The turn to religion in Early Modern English studies

Criticism, Wntr, 2004 by Ken Jackson, Arthur F. Marotti

In one sense, Shuger and others pointed out that if we were going to address the alterity of the Renaissance, we would have to fully address religion. But Renaissance religion resists our alterity criticism and thereby reveals the aporetic, philosophical problems hardwired into New Historicism and its organizing respect for alterity, its desire to "speak with the dead." Somewhat paradoxically, the resistance Renaissance religion poses to alterity criticism has spurred, rather than slowed, our historicizing of religion, pushing us, tempting us, it seems, to realize the aporias of our own methodology.

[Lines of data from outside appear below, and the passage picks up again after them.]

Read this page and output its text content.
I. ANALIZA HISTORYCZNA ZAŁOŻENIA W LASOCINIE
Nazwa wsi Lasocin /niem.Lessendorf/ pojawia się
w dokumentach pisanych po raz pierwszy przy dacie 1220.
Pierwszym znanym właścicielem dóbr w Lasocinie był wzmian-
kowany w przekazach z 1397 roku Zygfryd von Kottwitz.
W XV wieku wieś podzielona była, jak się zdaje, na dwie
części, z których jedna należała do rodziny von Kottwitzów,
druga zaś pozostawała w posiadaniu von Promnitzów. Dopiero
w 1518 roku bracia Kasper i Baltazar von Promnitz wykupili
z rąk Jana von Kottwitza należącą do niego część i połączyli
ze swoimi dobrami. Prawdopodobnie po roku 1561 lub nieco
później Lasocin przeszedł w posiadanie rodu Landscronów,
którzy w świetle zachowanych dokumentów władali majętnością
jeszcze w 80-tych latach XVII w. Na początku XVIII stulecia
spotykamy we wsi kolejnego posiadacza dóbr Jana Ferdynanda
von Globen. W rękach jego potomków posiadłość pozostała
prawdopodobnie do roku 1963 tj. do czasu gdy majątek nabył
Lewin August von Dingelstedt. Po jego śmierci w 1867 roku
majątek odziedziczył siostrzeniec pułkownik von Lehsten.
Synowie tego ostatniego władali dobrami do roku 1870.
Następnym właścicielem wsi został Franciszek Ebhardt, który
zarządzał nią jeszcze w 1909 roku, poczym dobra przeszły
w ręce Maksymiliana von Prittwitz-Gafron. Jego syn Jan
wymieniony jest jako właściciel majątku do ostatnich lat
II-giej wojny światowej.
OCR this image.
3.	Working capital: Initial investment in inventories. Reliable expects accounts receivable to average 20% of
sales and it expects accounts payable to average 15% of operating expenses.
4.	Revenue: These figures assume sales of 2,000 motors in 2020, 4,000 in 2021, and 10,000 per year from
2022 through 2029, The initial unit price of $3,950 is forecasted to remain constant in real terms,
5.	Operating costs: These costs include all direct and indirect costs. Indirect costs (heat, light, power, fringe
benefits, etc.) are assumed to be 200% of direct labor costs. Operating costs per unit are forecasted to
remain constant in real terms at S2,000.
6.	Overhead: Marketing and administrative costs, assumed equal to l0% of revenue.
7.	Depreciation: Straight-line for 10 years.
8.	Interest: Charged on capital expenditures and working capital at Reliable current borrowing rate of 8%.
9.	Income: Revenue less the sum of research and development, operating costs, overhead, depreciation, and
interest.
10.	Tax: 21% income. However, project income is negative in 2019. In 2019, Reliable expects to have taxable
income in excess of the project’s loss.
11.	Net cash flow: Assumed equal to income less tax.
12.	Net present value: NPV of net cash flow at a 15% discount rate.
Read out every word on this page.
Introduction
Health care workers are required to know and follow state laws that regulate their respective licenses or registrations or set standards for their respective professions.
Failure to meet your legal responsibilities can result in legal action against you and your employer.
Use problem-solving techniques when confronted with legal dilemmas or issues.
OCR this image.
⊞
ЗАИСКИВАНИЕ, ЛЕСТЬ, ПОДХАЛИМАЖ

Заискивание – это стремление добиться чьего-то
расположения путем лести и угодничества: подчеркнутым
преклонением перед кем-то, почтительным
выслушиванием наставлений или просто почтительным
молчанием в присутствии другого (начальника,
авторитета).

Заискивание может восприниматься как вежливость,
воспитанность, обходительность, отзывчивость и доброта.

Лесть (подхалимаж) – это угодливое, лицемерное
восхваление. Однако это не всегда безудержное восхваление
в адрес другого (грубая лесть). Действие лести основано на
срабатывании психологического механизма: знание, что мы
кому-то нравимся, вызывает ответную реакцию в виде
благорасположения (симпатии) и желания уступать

Consequently, the methodology that sought to respect the difference of a distant past actually reveals our proximity to the early modern world, narrowing the gap between the secular and the sacred. Here it might be helpful to return again briefly to Levinas. If Derrida in part derives his understanding of alterity from Levinas, we need to keep in mind that Levinas derives his understanding of alterity from Descartes's very Catholic, Christian notion of the infinite. Descartes, Levinas writes in Totality and Infinity, discovered "a relation with a total alterity irreducible to interiority, which nevertheless does not do violence to interiority--a receptivity without passivity, a relation between freedoms." (57) Descartes's idea of the infinite, in other words, provides a model for Levinas's absolutely "other" outside the thought of the subject. Robert Bernasconi and Simon Critchley point out that Levinas's idea of "the ethical relation to the other has a formal reseinblance to the relation, in Descartes's Third Meditation, between the res cogitans and infinity of God. What interests Levinas in this moment of Descartes's argument is that the human subject has an idea of infinity, and this idea, by definition, is a thought that contains more than can be thought." (58) The more secular advocates of Levinas, who fear his work will be tainted with "religiosity," stress that this is merely a "formal relation" and that Levinas "transforms" Descartes's understanding of the infinite as God--that is, "substitutes" the other for God. But Derrida, at least, still has troubling and intriguing questions about the nature of this "transformation" and "substitution" that we should attend to more carefully. Derrida reminds us that our desire for the other may not be that distinguishable from the early modern world's desire for the "other." In other words, the turn to religion--in critical theory and in the hyper-historicizing of early modern literary studies--suggests that we may still be more "religious" than we wish to be--even in our most secular of critical methodologies.

Julia Reinhard Lupton has been particularly astute in addressing the "religion" of our critical methodology. For example, she has become increasingly persuasive in cautioning against the tendency to extract religion from our critical discussion, pointing particularly to our "multicultural humanist" habit of viewing the "Christian" or "Jewish" world as "'cultures." This late-twentieth-century tendency arose in part, Lupton points out, to avoid the universalizing impulses of Christian humanism and its most immediate descendant, secular liberalism. For example, criticism steeped in secular liberalism often reads Shakespeare's The Merchant of Venice as a piece of irony, its anti-Semitism only a superficial facade that actually demonstrates the flaws of the Christians in the play. This kind of criticism, in other words, has the seemingly unassailable agenda of obliterating differences between Christian and Jew. Lupton reminds us, however, that obliterating differences in this way reinvigorates a certain Pauline universalism (Galatians 3:16) and reveals the "religious" roots of our critical methodology.